Les tentatives de prise de contrôle des lieux saints musulmans, que ce soit à Jérusalem, Hébron ou Naplouse, se poursuivent à un rythme soutenu, tandis que la vaillante résistance palestinienne à ces manœuvres ne faiblit pas
Un membre des forces de sécurité israéliennes attaque des fidèles à la mosquée du dôme du Rocher lors d’affrontements dans le complexe d’al-Aqsa à Jérusalem, le 15 avril 2022 (AFP)
Un membre des forces de sécurité israéliennes attaque des fidèles à la mosquée du dôme du Rocher lors d’affrontements dans le complexe d’al-Aqsa à Jérusalem, le 15 avril 2022 (AFP)

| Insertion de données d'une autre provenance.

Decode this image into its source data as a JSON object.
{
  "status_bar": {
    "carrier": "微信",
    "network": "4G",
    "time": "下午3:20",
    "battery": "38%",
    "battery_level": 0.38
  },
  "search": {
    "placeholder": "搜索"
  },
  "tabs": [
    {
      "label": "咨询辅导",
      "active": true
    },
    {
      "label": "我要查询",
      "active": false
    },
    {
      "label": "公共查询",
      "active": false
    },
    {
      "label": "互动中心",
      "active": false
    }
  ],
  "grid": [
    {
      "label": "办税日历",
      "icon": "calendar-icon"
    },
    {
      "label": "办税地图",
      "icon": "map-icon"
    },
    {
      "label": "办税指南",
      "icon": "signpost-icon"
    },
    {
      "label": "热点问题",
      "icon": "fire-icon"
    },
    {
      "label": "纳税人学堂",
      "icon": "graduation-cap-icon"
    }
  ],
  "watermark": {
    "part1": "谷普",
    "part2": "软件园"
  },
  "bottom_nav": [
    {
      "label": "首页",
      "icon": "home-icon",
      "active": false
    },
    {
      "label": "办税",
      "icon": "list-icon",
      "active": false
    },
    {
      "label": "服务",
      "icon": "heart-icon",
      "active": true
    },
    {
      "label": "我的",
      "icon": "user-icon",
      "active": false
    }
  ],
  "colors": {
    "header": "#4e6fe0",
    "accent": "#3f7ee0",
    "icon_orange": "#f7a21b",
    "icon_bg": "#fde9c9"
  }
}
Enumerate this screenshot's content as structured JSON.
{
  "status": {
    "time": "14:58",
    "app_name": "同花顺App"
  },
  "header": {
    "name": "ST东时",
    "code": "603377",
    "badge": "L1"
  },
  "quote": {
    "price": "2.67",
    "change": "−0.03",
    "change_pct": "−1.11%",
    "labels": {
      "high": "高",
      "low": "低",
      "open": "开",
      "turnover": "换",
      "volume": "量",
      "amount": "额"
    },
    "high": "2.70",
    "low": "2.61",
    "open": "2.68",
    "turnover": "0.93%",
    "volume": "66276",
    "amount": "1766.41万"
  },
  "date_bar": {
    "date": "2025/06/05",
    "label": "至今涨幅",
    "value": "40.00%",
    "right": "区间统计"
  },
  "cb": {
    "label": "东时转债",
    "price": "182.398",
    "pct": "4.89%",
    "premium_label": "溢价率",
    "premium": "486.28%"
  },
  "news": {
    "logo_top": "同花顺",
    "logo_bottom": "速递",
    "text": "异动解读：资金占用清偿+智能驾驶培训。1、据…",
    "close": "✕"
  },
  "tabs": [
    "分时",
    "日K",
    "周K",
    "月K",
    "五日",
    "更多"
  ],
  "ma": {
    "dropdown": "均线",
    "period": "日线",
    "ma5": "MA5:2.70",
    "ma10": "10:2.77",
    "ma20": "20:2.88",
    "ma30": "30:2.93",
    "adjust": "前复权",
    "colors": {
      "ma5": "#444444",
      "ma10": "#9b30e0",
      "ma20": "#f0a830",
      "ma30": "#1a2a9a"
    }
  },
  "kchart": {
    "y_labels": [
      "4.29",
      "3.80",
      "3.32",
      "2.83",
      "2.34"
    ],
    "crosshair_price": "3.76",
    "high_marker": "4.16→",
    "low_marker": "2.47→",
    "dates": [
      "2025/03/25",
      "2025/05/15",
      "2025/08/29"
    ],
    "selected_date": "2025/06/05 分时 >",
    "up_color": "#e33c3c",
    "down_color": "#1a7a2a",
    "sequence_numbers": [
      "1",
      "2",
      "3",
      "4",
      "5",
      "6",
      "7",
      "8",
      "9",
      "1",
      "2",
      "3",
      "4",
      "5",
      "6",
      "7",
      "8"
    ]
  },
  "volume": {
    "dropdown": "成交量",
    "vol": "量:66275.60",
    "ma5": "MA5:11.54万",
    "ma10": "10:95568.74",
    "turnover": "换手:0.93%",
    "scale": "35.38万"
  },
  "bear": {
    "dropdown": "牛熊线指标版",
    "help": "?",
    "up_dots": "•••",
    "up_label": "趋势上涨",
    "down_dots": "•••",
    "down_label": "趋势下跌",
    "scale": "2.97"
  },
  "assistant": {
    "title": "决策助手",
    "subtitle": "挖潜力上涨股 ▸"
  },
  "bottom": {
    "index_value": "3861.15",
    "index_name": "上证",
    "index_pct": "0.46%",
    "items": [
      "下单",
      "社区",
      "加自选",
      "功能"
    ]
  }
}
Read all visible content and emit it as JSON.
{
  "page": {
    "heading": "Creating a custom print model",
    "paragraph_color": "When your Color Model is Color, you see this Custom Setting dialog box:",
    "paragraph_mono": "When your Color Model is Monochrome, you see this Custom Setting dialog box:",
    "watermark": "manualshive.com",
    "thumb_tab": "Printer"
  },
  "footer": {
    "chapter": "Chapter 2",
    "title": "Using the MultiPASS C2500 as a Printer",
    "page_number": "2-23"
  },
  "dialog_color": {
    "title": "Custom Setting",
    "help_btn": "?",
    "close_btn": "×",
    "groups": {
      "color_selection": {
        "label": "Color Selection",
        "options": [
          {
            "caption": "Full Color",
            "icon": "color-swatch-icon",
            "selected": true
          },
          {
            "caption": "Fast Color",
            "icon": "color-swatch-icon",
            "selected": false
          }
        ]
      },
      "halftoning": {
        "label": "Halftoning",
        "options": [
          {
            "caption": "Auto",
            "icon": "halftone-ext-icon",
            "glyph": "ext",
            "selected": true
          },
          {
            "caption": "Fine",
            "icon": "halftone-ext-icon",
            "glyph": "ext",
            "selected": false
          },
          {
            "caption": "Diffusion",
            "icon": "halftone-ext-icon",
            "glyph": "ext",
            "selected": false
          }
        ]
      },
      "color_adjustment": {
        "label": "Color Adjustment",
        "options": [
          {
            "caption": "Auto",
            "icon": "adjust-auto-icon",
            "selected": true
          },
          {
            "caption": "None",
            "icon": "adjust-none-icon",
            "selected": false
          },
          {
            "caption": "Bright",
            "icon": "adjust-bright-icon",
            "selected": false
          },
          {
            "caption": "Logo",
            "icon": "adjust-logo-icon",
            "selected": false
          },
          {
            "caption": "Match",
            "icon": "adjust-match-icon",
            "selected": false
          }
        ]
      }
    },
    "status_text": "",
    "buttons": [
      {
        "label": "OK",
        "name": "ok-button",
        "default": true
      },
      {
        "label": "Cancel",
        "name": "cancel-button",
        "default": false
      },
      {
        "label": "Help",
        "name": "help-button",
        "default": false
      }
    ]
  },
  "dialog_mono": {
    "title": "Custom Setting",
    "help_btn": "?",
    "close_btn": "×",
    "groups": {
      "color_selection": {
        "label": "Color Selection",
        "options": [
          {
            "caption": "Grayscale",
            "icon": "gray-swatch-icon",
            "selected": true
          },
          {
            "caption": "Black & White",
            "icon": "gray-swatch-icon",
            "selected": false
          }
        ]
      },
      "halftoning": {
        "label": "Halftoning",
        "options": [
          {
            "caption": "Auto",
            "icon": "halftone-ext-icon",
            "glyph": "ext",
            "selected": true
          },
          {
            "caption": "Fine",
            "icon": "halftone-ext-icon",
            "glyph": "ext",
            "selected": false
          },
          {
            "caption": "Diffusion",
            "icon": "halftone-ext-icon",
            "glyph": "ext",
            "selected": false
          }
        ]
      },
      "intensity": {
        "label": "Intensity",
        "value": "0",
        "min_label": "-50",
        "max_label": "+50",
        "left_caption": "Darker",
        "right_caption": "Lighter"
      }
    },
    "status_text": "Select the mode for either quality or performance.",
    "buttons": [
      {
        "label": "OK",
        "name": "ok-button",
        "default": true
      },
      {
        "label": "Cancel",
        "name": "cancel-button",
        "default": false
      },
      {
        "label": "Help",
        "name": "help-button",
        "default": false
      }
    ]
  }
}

L’organisation israélienne de colons fondamentalistes juifs « Retour au mont », qui prône la construction d’un « Troisième Temple juif » au Haram al-Charif (esplanade des Mosquées) – troisième lieu le plus sacré de l’islam – et qui est associé au groupe raciste Kach, a annoncé la semaine dernière son intention de sacrifier des animaux sur le site dans le cadre des rituels de la Pâque juive organisés vendredi dernier.

En réponse, le Hamas a déclaré qu’il ne permettrait pas la tenue de tels rituels et qu’il les empêcherait « quoi qu’il en coûte ». L’Autorité palestinienne et le gouvernement jordanien ont également condamné ce projet. En février dernier, des membres du groupe se sont fait passer pour des musulmans et se sont introduits dans le site pour y prier.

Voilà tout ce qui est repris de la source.